The fact that millions of Americans were having their homes foreclosed on by a shadowy industry agency using robo signature machines without reviewing the details of the alleged default has become the scandal dujure. Committing this fraud is the Mortgages Electronic Registration System, (MERS) the company the big banks hired to do their dirty work with the appearance of computer-driven semi-official efficiency.
As they churned out and executed foreclosures (while making more than a pretty penny in the process,) they, in effect, executed homeowners with the sanction and support of kangaroo courts. As soon as the Judges received their impeccably prepared documents—like Bernie Madoff’s meticulously written monthly statements fooling his investors—the orders went out to throw the deadbeats out.
One day, and for a quick second, your home sweet homes’ fate is in court before some Judge that has received contributions from the industry, and, the next, the sheriff is outside your door with a goon squad to move your stuff into the street.

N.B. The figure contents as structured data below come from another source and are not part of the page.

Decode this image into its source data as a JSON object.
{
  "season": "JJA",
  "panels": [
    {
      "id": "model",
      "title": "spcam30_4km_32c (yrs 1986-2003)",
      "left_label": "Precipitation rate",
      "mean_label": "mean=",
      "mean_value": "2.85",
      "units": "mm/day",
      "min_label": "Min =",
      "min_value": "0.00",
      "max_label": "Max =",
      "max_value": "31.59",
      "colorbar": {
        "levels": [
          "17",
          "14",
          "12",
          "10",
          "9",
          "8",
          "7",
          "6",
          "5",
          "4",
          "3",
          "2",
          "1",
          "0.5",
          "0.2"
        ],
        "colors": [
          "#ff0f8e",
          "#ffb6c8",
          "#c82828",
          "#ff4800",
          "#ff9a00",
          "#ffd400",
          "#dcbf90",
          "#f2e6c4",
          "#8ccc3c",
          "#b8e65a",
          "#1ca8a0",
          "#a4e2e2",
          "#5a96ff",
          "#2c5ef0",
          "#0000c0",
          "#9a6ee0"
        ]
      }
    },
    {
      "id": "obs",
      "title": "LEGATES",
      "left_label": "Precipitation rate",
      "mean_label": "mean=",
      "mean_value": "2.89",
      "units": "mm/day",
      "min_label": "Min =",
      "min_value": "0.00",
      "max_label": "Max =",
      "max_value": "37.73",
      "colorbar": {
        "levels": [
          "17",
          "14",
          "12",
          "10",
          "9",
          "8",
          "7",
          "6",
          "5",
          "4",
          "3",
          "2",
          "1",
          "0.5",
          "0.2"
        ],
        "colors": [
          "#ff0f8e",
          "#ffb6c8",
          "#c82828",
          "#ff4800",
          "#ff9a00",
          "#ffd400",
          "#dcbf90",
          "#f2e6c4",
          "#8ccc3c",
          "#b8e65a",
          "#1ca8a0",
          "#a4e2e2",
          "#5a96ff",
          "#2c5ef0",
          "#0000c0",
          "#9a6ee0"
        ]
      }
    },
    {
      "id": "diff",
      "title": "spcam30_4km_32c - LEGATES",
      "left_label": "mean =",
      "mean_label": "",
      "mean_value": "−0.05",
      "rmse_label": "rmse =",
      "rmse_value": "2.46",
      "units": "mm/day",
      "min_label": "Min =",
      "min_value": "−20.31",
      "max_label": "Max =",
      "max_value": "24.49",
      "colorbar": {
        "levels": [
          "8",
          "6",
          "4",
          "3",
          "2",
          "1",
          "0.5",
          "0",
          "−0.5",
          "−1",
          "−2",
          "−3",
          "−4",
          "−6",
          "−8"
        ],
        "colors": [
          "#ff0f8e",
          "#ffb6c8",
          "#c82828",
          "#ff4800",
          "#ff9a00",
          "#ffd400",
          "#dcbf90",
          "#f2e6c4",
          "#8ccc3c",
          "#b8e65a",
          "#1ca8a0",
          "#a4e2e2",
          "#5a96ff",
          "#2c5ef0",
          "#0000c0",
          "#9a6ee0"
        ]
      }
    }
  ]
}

It has been a cruel, stealth and systematic process.
Explains Naked Capitalism:
“banks have become so powerful in Florida that they have managed to get what amount to kangaroo foreclosure courts created. Not surprisingly, the assembly line imitation of justice railroads borrowers, and prevents legitimate grievances from being heard.
It turns out that banks in that state are so confident of their above the law status that they’ve also taken to casually changing the locks on and entering homes they don’t own, meaning haven’t foreclosed upon. This has become sufficiently common that the local press has taken notice.”